By Grace Chaile Lesoesta

FIRST Lady Esther Lungu has been appointed the Special Olympics 50th anniversary ambassador for the African region to champion the inclusion of people with intellectual disabilities in sport.

During the unveiling ceremony of the First Lady as ambassador at a Special Olympics leadership academy at Olympic Youth Development Centre in Lusaka yesterday, Lungu called on leaders to use God-given capabilities to ensure that no person with intellectual ability was left behind.

She advised the Special Olympics leaders to remember that leadership was servanthood and should strive to make a difference in society where the intellectually disabled are side-lined.

“I am humbled to serve as a liberating champion of those in Africa with intellectual disabilities. In most parts of the world including Africa, persons with disabilities still battle for inclusion in mainstream development,” Lungu said.

She was saddened that the intellectual disabled are hidden from society by their own family members.

“They have suffered the worst forms of abuse and discrimination, mostly unseen and in some cases, their own families hide them away because they are ashamed.

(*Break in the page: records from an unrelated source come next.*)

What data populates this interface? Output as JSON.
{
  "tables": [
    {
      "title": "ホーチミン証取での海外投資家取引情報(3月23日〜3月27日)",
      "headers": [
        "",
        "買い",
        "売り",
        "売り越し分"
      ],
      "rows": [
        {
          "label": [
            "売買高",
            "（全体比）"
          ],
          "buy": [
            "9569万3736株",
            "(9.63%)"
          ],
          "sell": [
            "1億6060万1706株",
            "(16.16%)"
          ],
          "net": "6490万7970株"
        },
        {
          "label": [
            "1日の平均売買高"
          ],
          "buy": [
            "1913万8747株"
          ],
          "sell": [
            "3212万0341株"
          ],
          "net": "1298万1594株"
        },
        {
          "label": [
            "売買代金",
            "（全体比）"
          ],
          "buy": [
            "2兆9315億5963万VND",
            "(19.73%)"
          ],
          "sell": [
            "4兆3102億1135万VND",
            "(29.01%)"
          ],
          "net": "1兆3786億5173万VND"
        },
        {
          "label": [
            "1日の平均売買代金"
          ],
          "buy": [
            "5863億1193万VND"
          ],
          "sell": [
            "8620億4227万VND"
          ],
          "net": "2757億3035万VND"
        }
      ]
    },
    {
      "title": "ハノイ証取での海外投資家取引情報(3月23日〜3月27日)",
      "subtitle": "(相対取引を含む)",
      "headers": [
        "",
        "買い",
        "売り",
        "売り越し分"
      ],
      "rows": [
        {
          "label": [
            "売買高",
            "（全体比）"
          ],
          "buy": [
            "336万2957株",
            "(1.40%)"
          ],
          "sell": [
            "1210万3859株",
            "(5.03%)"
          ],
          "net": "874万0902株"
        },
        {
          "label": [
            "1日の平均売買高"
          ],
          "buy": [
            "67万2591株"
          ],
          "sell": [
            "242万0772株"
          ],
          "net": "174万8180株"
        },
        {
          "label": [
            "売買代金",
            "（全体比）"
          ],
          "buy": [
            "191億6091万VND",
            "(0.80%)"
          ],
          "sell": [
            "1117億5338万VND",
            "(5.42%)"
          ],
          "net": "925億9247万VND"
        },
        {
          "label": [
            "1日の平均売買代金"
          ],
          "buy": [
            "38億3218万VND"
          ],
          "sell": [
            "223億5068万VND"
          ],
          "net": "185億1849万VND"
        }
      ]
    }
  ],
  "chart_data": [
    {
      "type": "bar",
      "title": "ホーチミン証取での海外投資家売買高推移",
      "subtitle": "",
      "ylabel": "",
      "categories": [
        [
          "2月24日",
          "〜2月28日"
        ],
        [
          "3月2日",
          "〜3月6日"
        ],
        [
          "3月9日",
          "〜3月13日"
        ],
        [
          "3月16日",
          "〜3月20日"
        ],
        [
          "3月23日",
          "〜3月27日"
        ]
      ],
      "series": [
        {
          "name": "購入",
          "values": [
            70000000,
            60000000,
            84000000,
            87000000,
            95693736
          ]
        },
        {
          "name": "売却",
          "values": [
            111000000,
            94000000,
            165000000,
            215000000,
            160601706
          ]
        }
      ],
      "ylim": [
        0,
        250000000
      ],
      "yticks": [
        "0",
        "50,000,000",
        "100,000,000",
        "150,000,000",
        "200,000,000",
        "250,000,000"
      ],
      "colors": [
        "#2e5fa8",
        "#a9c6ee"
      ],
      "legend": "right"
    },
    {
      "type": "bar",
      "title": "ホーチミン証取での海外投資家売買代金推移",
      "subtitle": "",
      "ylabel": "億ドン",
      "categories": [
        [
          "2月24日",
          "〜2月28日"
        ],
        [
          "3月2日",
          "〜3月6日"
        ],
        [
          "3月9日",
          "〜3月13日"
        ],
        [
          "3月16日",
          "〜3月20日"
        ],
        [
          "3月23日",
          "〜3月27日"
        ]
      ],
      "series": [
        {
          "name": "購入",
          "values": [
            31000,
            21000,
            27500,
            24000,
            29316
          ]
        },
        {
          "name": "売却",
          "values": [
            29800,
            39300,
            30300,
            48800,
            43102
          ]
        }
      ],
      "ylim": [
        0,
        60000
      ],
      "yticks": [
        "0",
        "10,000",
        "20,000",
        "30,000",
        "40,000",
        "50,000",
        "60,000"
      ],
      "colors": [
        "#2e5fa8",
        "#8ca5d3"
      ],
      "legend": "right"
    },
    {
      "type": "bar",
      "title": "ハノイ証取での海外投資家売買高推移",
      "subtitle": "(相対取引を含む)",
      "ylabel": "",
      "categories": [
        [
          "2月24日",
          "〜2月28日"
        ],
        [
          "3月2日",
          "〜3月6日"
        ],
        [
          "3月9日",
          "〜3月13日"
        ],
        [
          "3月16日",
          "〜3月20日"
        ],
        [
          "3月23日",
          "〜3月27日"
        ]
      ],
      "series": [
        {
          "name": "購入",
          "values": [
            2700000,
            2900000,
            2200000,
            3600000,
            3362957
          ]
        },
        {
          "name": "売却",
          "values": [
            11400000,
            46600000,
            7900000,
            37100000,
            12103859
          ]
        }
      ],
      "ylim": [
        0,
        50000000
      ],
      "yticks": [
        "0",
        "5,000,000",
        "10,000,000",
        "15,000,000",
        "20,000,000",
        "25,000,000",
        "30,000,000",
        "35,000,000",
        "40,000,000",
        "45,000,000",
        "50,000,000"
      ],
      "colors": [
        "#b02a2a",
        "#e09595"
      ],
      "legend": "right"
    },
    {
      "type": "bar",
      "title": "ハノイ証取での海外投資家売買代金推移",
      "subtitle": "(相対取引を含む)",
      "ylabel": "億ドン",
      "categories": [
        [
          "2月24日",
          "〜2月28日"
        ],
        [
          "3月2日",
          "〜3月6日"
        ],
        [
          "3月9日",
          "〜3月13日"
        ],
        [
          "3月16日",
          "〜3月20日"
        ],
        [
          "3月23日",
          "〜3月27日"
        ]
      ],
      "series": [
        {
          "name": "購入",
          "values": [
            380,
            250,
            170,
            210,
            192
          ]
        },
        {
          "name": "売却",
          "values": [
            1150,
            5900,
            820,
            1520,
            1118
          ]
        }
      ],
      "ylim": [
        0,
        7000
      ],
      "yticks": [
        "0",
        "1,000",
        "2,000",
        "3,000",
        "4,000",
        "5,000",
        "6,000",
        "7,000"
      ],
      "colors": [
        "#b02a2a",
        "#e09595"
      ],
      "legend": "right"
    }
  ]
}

They deserve to be treated with respect and have an opportunity to be included,” Lungu said.

She encouraged the Special Olympics athletes not to allow criticism to discourage them but follow their vision.

Meanwhile, Special Olympics African region president and managing director Charles Nyambe said the appointment of the first lady was activated from her passion for persons with disabilities.

Nyambe said the committee was confident Lungu will help in championing for inclusion of persons with special needs through sport.

“She has shown so much passion for the disabled and we are glad to unveil her as our ambassador,” Nyambe said.

The Special Olympics celebrations to mark 50 years since it was created by Eunice Kennedy Shriver will start in January 2018.